Proponents of this approach to public policy formulation are interested to ask questions such as:
a. What are the significant demands being generated?
b. What are the characteristics of the environment that generate such demands?
c. What are the significant characteristics of the political system that enable it to endure over time and turn demands into output?
d. How do environmental inputs affect the political system?
e. How do characteristics of the political system affect public policy?
f. How do environmental characteristics affect public policy?
g. How does public policy through feedback, affect the environment and the political system itself?

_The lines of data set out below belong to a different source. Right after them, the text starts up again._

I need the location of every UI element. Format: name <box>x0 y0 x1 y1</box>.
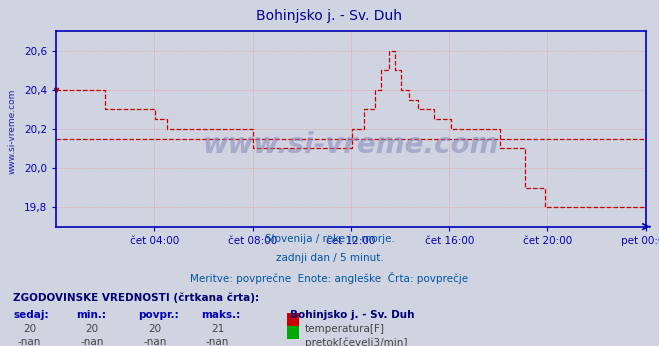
Text: povpr.:: povpr.: <box>138 310 179 320</box>
Text: Slovenija / reke in morje.: Slovenija / reke in morje. <box>264 234 395 244</box>
Text: 20: 20 <box>148 324 161 334</box>
Text: min.:: min.: <box>76 310 106 320</box>
Text: maks.:: maks.: <box>201 310 241 320</box>
Text: temperatura[F]: temperatura[F] <box>305 324 385 334</box>
Text: Bohinjsko j. - Sv. Duh: Bohinjsko j. - Sv. Duh <box>256 9 403 22</box>
Text: pretok[čevelj3/min]: pretok[čevelj3/min] <box>305 337 408 346</box>
Text: 21: 21 <box>211 324 224 334</box>
Text: 20: 20 <box>23 324 36 334</box>
Text: Meritve: povprečne  Enote: angleške  Črta: povprečje: Meritve: povprečne Enote: angleške Črta:… <box>190 272 469 284</box>
Text: -nan: -nan <box>206 337 229 346</box>
Text: sedaj:: sedaj: <box>13 310 49 320</box>
Text: ZGODOVINSKE VREDNOSTI (črtkana črta):: ZGODOVINSKE VREDNOSTI (črtkana črta): <box>13 292 259 303</box>
Text: zadnji dan / 5 minut.: zadnji dan / 5 minut. <box>275 253 384 263</box>
Text: -nan: -nan <box>18 337 42 346</box>
Text: www.si-vreme.com: www.si-vreme.com <box>8 89 17 174</box>
Text: 20: 20 <box>86 324 99 334</box>
Text: Bohinjsko j. - Sv. Duh: Bohinjsko j. - Sv. Duh <box>290 310 415 320</box>
Text: -nan: -nan <box>143 337 167 346</box>
Text: -nan: -nan <box>80 337 104 346</box>
Text: www.si-vreme.com: www.si-vreme.com <box>203 130 499 158</box>
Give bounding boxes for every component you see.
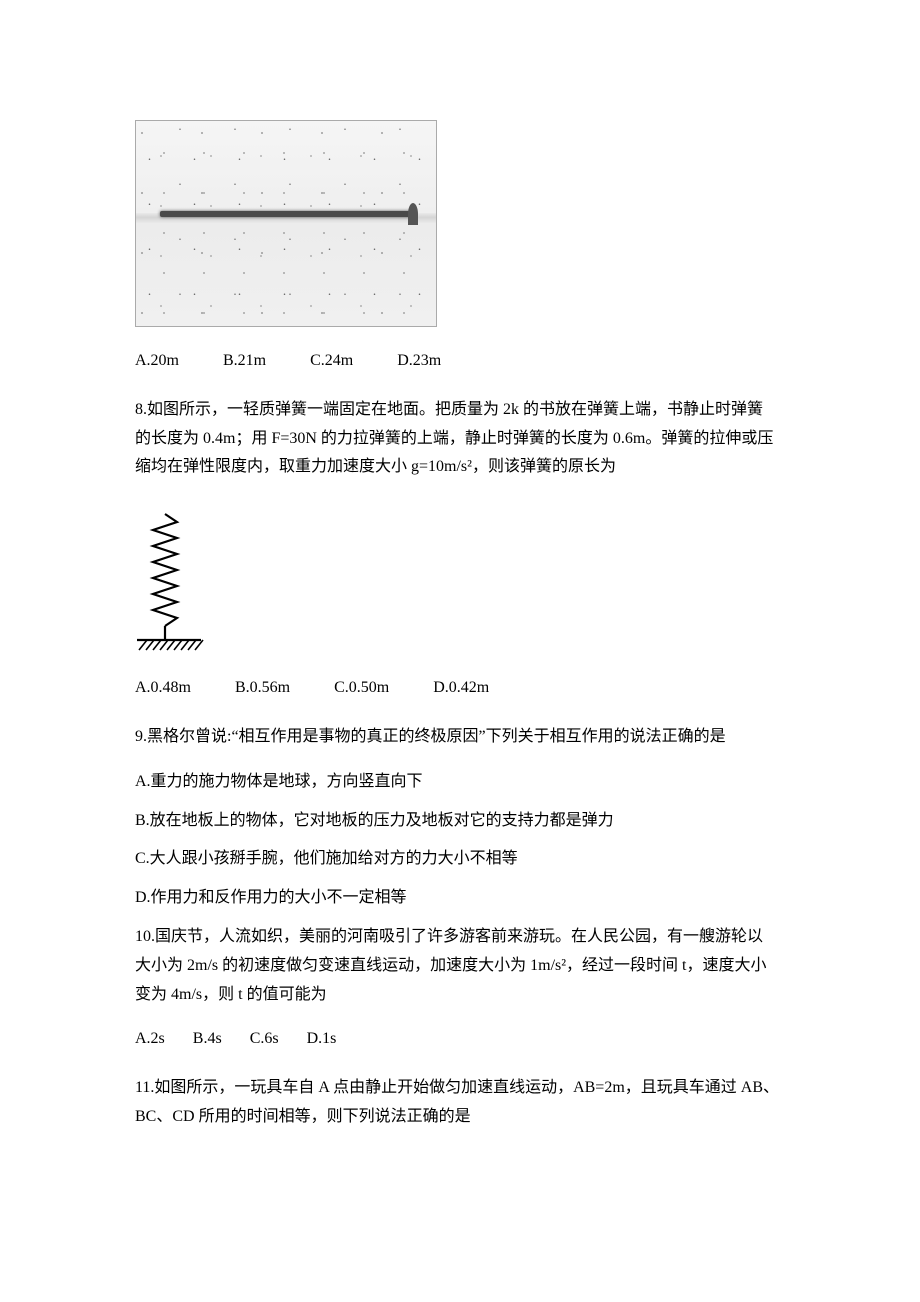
q8-figure	[135, 502, 785, 652]
q10-text-line1: 国庆节，人流如织，美丽的河南吸引了许多游客前来游玩。在人民公园，有一艘游轮以	[155, 928, 763, 945]
q11-number: 11.	[135, 1079, 154, 1096]
q7-figure-image	[135, 120, 437, 327]
q10-option-d: D.1s	[307, 1030, 337, 1047]
q7-figure	[135, 120, 785, 327]
q10-option-b: B.4s	[193, 1030, 222, 1047]
q7-option-a: A.20m	[135, 352, 179, 369]
q9-option-b: B.放在地板上的物体，它对地板的压力及地板对它的支持力都是弹力	[135, 807, 785, 836]
q8-option-b: B.0.56m	[235, 679, 290, 696]
q9-number: 9.	[135, 728, 147, 745]
q11-text-line2: BC、CD 所用的时间相等，则下列说法正确的是	[135, 1108, 471, 1125]
q8-option-d: D.0.42m	[433, 679, 489, 696]
q11-stem: 11.如图所示，一玩具车自 A 点由静止开始做匀加速直线运动，AB=2m，且玩具…	[135, 1074, 785, 1132]
q8-number: 8.	[135, 401, 147, 418]
q8-text-line1: 如图所示，一轻质弹簧一端固定在地面。把质量为 2k 的书放在弹簧上端，书静止时弹…	[147, 401, 763, 418]
q8-options: A.0.48m B.0.56m C.0.50m D.0.42m	[135, 674, 785, 703]
spring-icon	[135, 502, 207, 652]
q9-options: A.重力的施力物体是地球，方向竖直向下 B.放在地板上的物体，它对地板的压力及地…	[135, 768, 785, 913]
q9-text: 黑格尔曾说:“相互作用是事物的真正的终极原因”下列关于相互作用的说法正确的是	[147, 728, 726, 745]
q10-text-line2: 大小为 2m/s 的初速度做匀变速直线运动，加速度大小为 1m/s²，经过一段时…	[135, 957, 766, 974]
q10-option-c: C.6s	[250, 1030, 279, 1047]
q7-option-b: B.21m	[223, 352, 266, 369]
q9-option-d: D.作用力和反作用力的大小不一定相等	[135, 884, 785, 913]
q9-option-c: C.大人跟小孩掰手腕，他们施加给对方的力大小不相等	[135, 845, 785, 874]
q11-text-line1: 如图所示，一玩具车自 A 点由静止开始做匀加速直线运动，AB=2m，且玩具车通过…	[154, 1079, 779, 1096]
q7-options: A.20m B.21m C.24m D.23m	[135, 347, 785, 376]
q9-option-a: A.重力的施力物体是地球，方向竖直向下	[135, 768, 785, 797]
q10-text-line3: 变为 4m/s，则 t 的值可能为	[135, 986, 327, 1003]
q8-text-line2: 的长度为 0.4m；用 F=30N 的力拉弹簧的上端，静止时弹簧的长度为 0.6…	[135, 430, 773, 447]
q8-option-a: A.0.48m	[135, 679, 191, 696]
q8-option-c: C.0.50m	[334, 679, 389, 696]
q10-option-a: A.2s	[135, 1030, 165, 1047]
q7-option-c: C.24m	[310, 352, 353, 369]
q10-options: A.2s B.4s C.6s D.1s	[135, 1025, 785, 1054]
q8-stem: 8.如图所示，一轻质弹簧一端固定在地面。把质量为 2k 的书放在弹簧上端，书静止…	[135, 396, 785, 482]
q8-text-line3: 缩均在弹性限度内，取重力加速度大小 g=10m/s²，则该弹簧的原长为	[135, 458, 616, 475]
q10-stem: 10.国庆节，人流如织，美丽的河南吸引了许多游客前来游玩。在人民公园，有一艘游轮…	[135, 923, 785, 1009]
q10-number: 10.	[135, 928, 155, 945]
q7-option-d: D.23m	[397, 352, 441, 369]
q9-stem: 9.黑格尔曾说:“相互作用是事物的真正的终极原因”下列关于相互作用的说法正确的是	[135, 723, 785, 752]
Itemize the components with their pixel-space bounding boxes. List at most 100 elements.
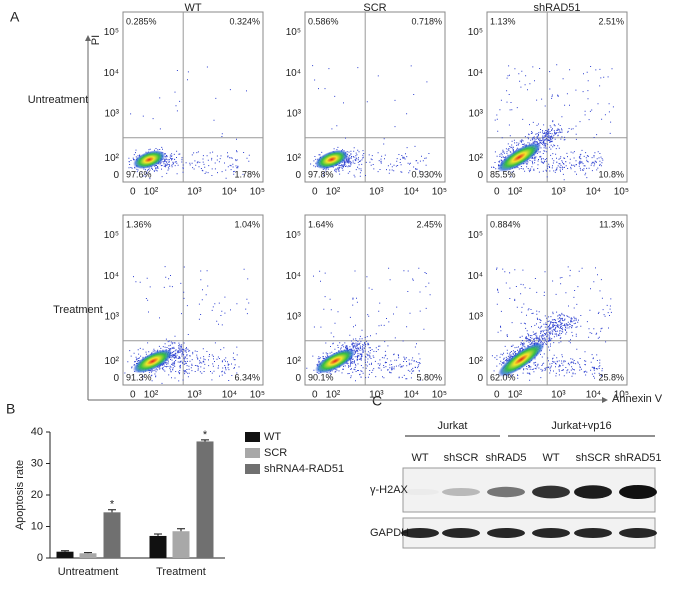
significance: * bbox=[110, 499, 115, 511]
y-tick-label: 0 bbox=[113, 373, 119, 384]
density-core bbox=[497, 142, 542, 172]
y-tick-label: 0 bbox=[113, 170, 119, 181]
y-tick-label: 10² bbox=[469, 356, 484, 367]
x-tick-label: 10⁵ bbox=[250, 187, 265, 198]
y-tick-label: 10⁴ bbox=[468, 271, 483, 282]
y-tick-label: 0 bbox=[477, 373, 483, 384]
quadrant-percent: 0.718% bbox=[411, 16, 442, 26]
y-tick-label: 10⁴ bbox=[286, 271, 301, 282]
x-tick-label: 10⁴ bbox=[586, 390, 601, 401]
group-label: Jurkat bbox=[438, 420, 468, 432]
x-tick-label: 10⁴ bbox=[404, 187, 419, 198]
quadrant-percent: 0.586% bbox=[308, 16, 339, 26]
legend-swatch bbox=[245, 448, 260, 458]
x-tick-label: 10³ bbox=[369, 390, 384, 401]
y-tick-label: 10⁵ bbox=[286, 27, 301, 38]
y-axis-label: PI bbox=[90, 35, 102, 45]
quadrant-percent: 1.64% bbox=[308, 219, 334, 229]
density-core bbox=[314, 348, 356, 374]
quadrant-percent: 5.80% bbox=[416, 372, 442, 382]
y-tick-label: 10² bbox=[287, 153, 302, 164]
group-label: Jurkat+vp16 bbox=[551, 420, 611, 432]
x-axis-label: Annexin V bbox=[612, 393, 663, 405]
quadrant-percent: 10.8% bbox=[598, 169, 624, 179]
band bbox=[401, 489, 439, 495]
legend-swatch bbox=[245, 432, 260, 442]
y-tick-label: 30 bbox=[31, 457, 43, 469]
quadrant-percent: 0.930% bbox=[411, 169, 442, 179]
bar bbox=[79, 553, 97, 558]
bar bbox=[172, 531, 190, 558]
quadrant-percent: 1.13% bbox=[490, 16, 516, 26]
panel-label: B bbox=[6, 401, 15, 417]
y-tick-label: 10³ bbox=[105, 109, 120, 120]
plot-frame bbox=[486, 214, 628, 386]
error-bar bbox=[177, 528, 185, 532]
panel-label: A bbox=[10, 9, 20, 25]
x-tick-label: 10⁴ bbox=[586, 187, 601, 198]
y-tick-label: 10⁴ bbox=[104, 68, 119, 79]
x-tick-label: 10⁵ bbox=[432, 187, 447, 198]
x-tick-label: 0 bbox=[130, 187, 136, 198]
bar-chart: 0 10 20 30 40 Apoptosis rate WT SCR * * shRNA4-RAD… bbox=[14, 426, 344, 578]
error-bar bbox=[154, 533, 162, 536]
lane-label: WT bbox=[411, 452, 428, 464]
x-tick-label: 10² bbox=[326, 187, 341, 198]
x-tick-label: 10² bbox=[326, 390, 341, 401]
quadrant-percent: 2.45% bbox=[416, 219, 442, 229]
y-tick-label: 10² bbox=[287, 356, 302, 367]
bar bbox=[149, 535, 167, 558]
y-tick-label: 10⁴ bbox=[286, 68, 301, 79]
band bbox=[619, 485, 657, 499]
quadrant-percent: 91.3% bbox=[126, 372, 152, 382]
y-tick-label: 10 bbox=[31, 520, 43, 532]
quadrant-percent: 2.51% bbox=[598, 16, 624, 26]
band bbox=[487, 486, 525, 498]
panel-label: C bbox=[372, 393, 382, 409]
error-bar bbox=[108, 509, 116, 513]
x-tick-label: 0 bbox=[494, 390, 500, 401]
band bbox=[442, 528, 480, 538]
row-label: γ-H2AX bbox=[370, 484, 409, 496]
y-tick-label: 10⁵ bbox=[104, 27, 119, 38]
blot-strip bbox=[402, 517, 656, 549]
quadrant-percent: 97.6% bbox=[126, 169, 152, 179]
quadrant-percent: 11.3% bbox=[599, 219, 624, 229]
lane-label: shRAD5 bbox=[486, 452, 527, 464]
x-tick-label: 10⁵ bbox=[614, 187, 629, 198]
x-tick-label: Untreatment bbox=[58, 566, 119, 578]
legend-label: shRNA4-RAD51 bbox=[264, 463, 344, 475]
x-tick-label: 10² bbox=[144, 390, 159, 401]
y-tick-label: 10³ bbox=[469, 312, 484, 323]
scatter-dots bbox=[128, 66, 250, 180]
y-tick-label: 10³ bbox=[287, 109, 302, 120]
band bbox=[532, 528, 570, 538]
x-tick-label: 0 bbox=[312, 390, 318, 401]
error-bar bbox=[61, 550, 69, 552]
lane-label: shSCR bbox=[444, 452, 479, 464]
y-tick-label: 10² bbox=[105, 356, 120, 367]
x-tick-label: 10³ bbox=[551, 390, 566, 401]
x-tick-label: 10⁴ bbox=[222, 390, 237, 401]
bar bbox=[56, 551, 74, 558]
column-title: shRAD51 bbox=[533, 2, 580, 14]
y-tick-label: 10³ bbox=[469, 109, 484, 120]
density-core bbox=[315, 149, 349, 170]
x-tick-label: 10⁴ bbox=[404, 390, 419, 401]
y-tick-label: 10⁵ bbox=[286, 230, 301, 241]
legend-label: WT bbox=[264, 431, 281, 443]
lane-label: shRAD51 bbox=[614, 452, 661, 464]
y-tick-label: 10⁴ bbox=[104, 271, 119, 282]
y-tick-label: 0 bbox=[477, 170, 483, 181]
x-tick-label: 10³ bbox=[187, 187, 202, 198]
error-bar bbox=[201, 439, 209, 442]
lane-label: WT bbox=[542, 452, 559, 464]
flow-plots: WT SCR shRAD51 0.285% 0.324% 97.6% 1.78% 10⁵ 10⁴… bbox=[104, 2, 629, 401]
quadrant-percent: 0.884% bbox=[490, 219, 521, 229]
x-tick-label: 10³ bbox=[369, 187, 384, 198]
density-core bbox=[132, 349, 173, 374]
column-title: WT bbox=[184, 2, 201, 14]
x-tick-label: 10³ bbox=[187, 390, 202, 401]
quadrant-percent: 62.0% bbox=[490, 372, 516, 382]
quadrant-percent: 85.5% bbox=[490, 169, 516, 179]
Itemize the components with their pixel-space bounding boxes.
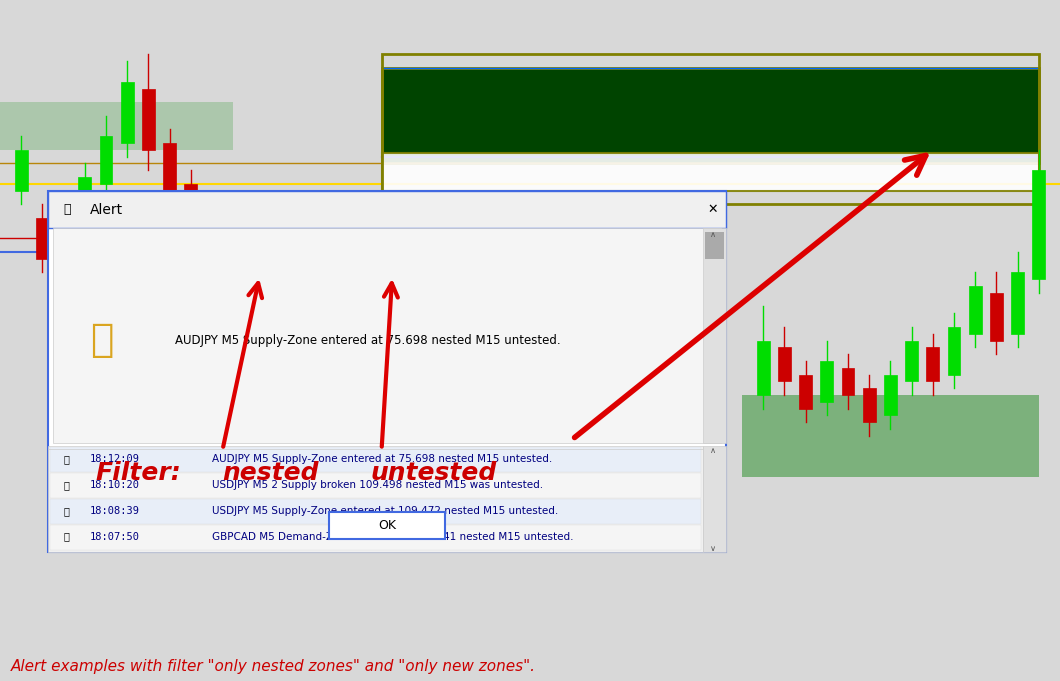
Text: 18:10:20: 18:10:20 — [90, 480, 140, 490]
Bar — [905, 340, 918, 381]
Bar — [926, 347, 939, 381]
Text: USDJPY M5 2 Supply broken 109.498 nested M15 was untested.: USDJPY M5 2 Supply broken 109.498 nested… — [212, 480, 543, 490]
Text: Filter:: Filter: — [95, 461, 181, 486]
Bar — [705, 232, 724, 259]
Text: 🔔: 🔔 — [90, 321, 113, 360]
Text: 🔔: 🔔 — [64, 506, 70, 516]
Text: ✕: ✕ — [707, 203, 718, 217]
Bar — [990, 293, 1003, 340]
Bar — [50, 473, 701, 498]
Bar — [969, 286, 982, 334]
Bar — [15, 150, 28, 191]
Bar — [142, 89, 155, 150]
Bar — [57, 204, 70, 245]
Bar — [248, 272, 261, 313]
Bar — [703, 228, 726, 443]
Text: AUDJPY M5 Supply-Zone entered at 75.698 nested M15 untested.: AUDJPY M5 Supply-Zone entered at 75.698 … — [175, 334, 561, 347]
Bar — [163, 143, 176, 191]
Text: nested: nested — [223, 461, 319, 486]
Bar — [1011, 272, 1024, 334]
Text: 🔔: 🔔 — [64, 480, 70, 490]
Text: USDJPY M5 Supply-Zone entered at 109.472 nested M15 untested.: USDJPY M5 Supply-Zone entered at 109.472… — [212, 506, 559, 516]
Bar — [50, 525, 701, 550]
Text: 18:08:39: 18:08:39 — [90, 506, 140, 516]
Bar — [778, 347, 791, 381]
Bar — [227, 245, 240, 279]
Bar — [48, 446, 703, 552]
Text: Alert: Alert — [90, 203, 123, 217]
Text: 🔔: 🔔 — [64, 203, 71, 217]
Bar — [290, 334, 303, 368]
Bar — [703, 446, 726, 552]
Bar — [820, 361, 833, 402]
Text: OK: OK — [378, 519, 395, 533]
Text: ∨: ∨ — [710, 543, 717, 553]
Text: 🔔: 🔔 — [64, 454, 70, 464]
Bar — [78, 177, 91, 211]
Bar — [206, 218, 218, 252]
Text: GBPCAD M5 Demand-Zone entered at 1.70541 nested M15 untested.: GBPCAD M5 Demand-Zone entered at 1.70541… — [212, 532, 573, 541]
Bar — [863, 388, 876, 422]
FancyBboxPatch shape — [329, 512, 445, 539]
Bar — [121, 82, 134, 143]
Bar — [757, 340, 770, 395]
Bar — [948, 327, 960, 375]
Bar — [382, 54, 1039, 204]
Bar — [50, 447, 701, 472]
Bar — [269, 306, 282, 340]
Bar — [382, 68, 1039, 163]
Text: 18:07:50: 18:07:50 — [90, 532, 140, 541]
Bar — [53, 228, 721, 443]
Bar — [842, 368, 854, 395]
Bar — [36, 218, 49, 259]
Bar — [48, 191, 726, 228]
Bar — [799, 375, 812, 409]
Text: ∧: ∧ — [710, 446, 717, 456]
Bar — [0, 102, 233, 150]
Bar — [50, 499, 701, 524]
Bar — [382, 153, 1039, 191]
Text: ∧: ∧ — [710, 230, 717, 240]
FancyBboxPatch shape — [48, 191, 726, 552]
Bar — [184, 184, 197, 225]
Text: 18:12:09: 18:12:09 — [90, 454, 140, 464]
Bar — [100, 136, 112, 184]
Text: untested: untested — [371, 461, 497, 486]
Text: Alert examples with filter "only nested zones" and "only new zones".: Alert examples with filter "only nested … — [11, 659, 535, 674]
Text: 🔔: 🔔 — [64, 532, 70, 541]
Bar — [742, 395, 1039, 477]
Text: AUDJPY M5 Supply-Zone entered at 75.698 nested M15 untested.: AUDJPY M5 Supply-Zone entered at 75.698 … — [212, 454, 552, 464]
Bar — [884, 375, 897, 415]
Bar — [106, 313, 360, 395]
Bar — [1032, 170, 1045, 279]
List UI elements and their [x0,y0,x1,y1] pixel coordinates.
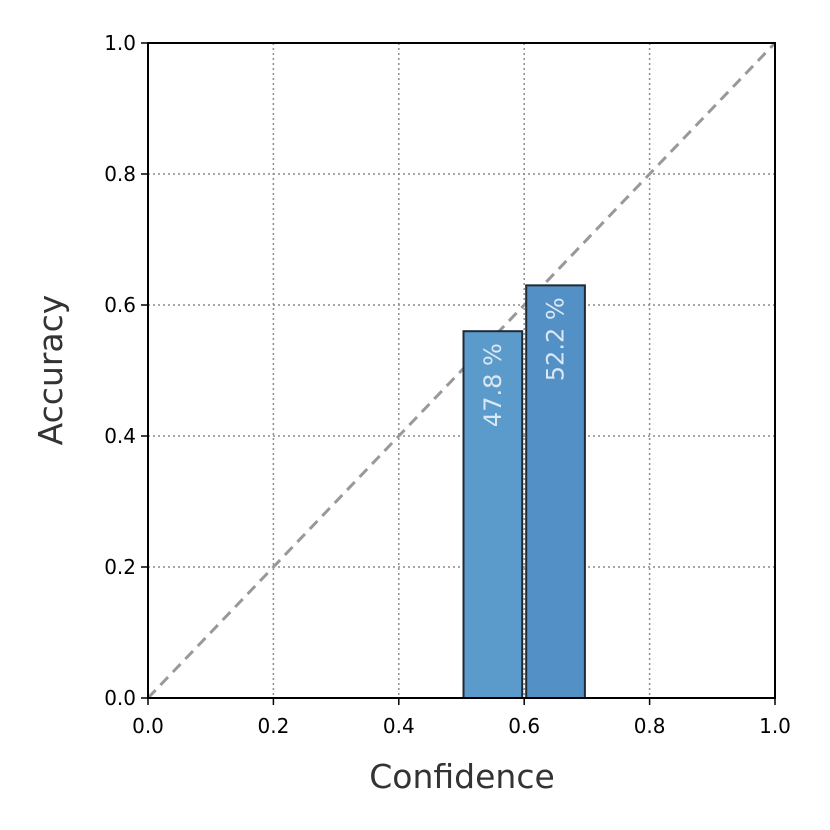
x-tick-label: 0.4 [383,714,415,738]
perfect-calibration-line [146,41,777,700]
bar-1-label: 47.8 % [479,343,507,427]
y-tick-label: 0.6 [104,293,136,317]
x-axis-title: Confidence [369,757,555,796]
x-tick-label: 0.6 [508,714,540,738]
x-tick-label: 0.2 [257,714,289,738]
x-axis-ticks: 0.0 0.2 0.4 0.6 0.8 1.0 [132,698,791,738]
x-tick-label: 1.0 [759,714,791,738]
y-tick-label: 1.0 [104,31,136,55]
bar-1 [462,330,524,699]
y-axis-ticks: 0.0 0.2 0.4 0.6 0.8 1.0 [104,31,148,710]
plot-frame [147,42,776,699]
y-tick-label: 0.4 [104,424,136,448]
x-tick-label: 0.8 [634,714,666,738]
bar-2-label: 52.2 % [542,297,570,381]
bars: 47.8 % 52.2 % [462,284,586,699]
y-tick-label: 0.2 [104,555,136,579]
y-tick-label: 0.8 [104,162,136,186]
y-axis-title: Accuracy [31,295,70,446]
x-tick-label: 0.0 [132,714,164,738]
y-tick-label: 0.0 [104,686,136,710]
bar-2 [525,284,586,699]
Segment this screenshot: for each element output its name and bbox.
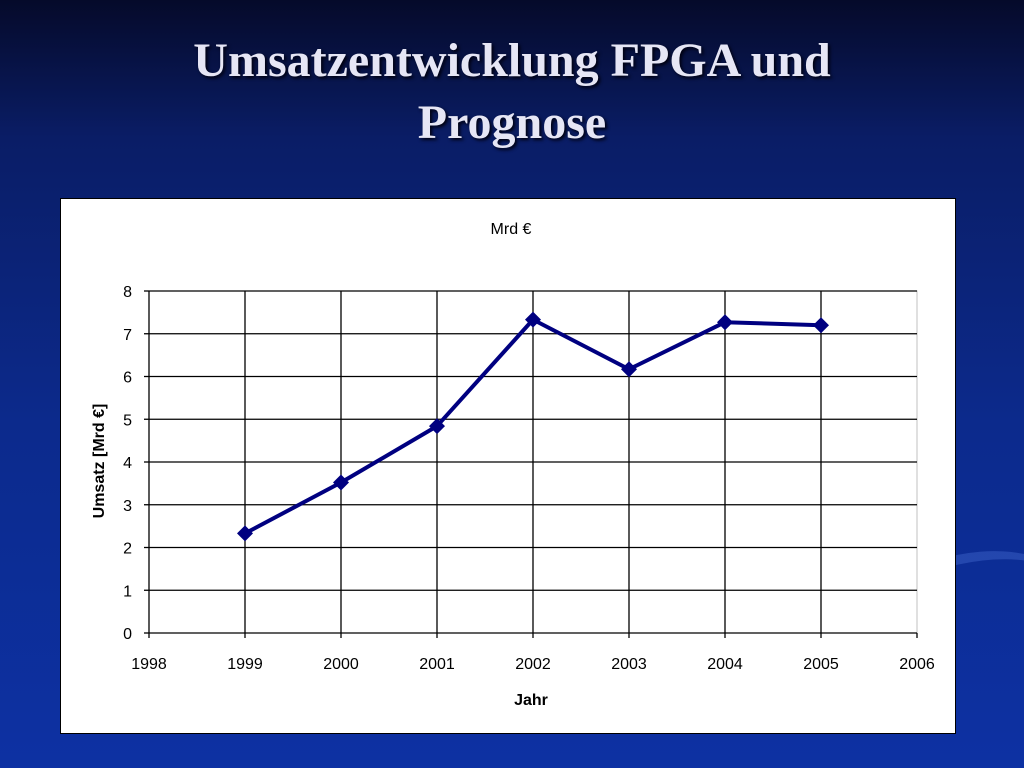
x-tick-label: 2002 <box>515 656 551 673</box>
x-tick-label: 2004 <box>707 656 743 673</box>
data-point-marker <box>717 314 733 331</box>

E. Streams and Windows Approach
This is an interesting approach explaining the process of public policy formulation as a fortuitous convergence of three streams at some point leading to the opening of a “Window of Opportunity” through which a consensus public policy emerges. The three streams are as follows;
1. The Problem Stream: There is a problem serious enough to attract the attention of the public and then of the policymakers through any source, directly or indirectly
2. The Political Stream: Once a problem has been identified, categorised, and prioritised, the government agenda is formed as the result of the interaction of major players and forces. A consensus is achieved among those groups and a bandwagon effect occurs as everyone wants to be in on the policy resolution and not excluded.
3. The Policy Stream: It is where a list of alternatives is generated from which policymakers can select one. Efforts are made to gauge the political feasibility of various alternatives. They must be acceptable in terms of value constraints, technical constraints, and budgetary constraints. Consensus is developed through rational argument and persuasion and continues till a plausible solution begins to emerge.
When these three streams converge, a policy window may open, because of a shift in public opinion, a change in electoral composition, or when the problem becomes pressing. Anyone stream may change on its own, but all three must converge for a policy decision to emerge.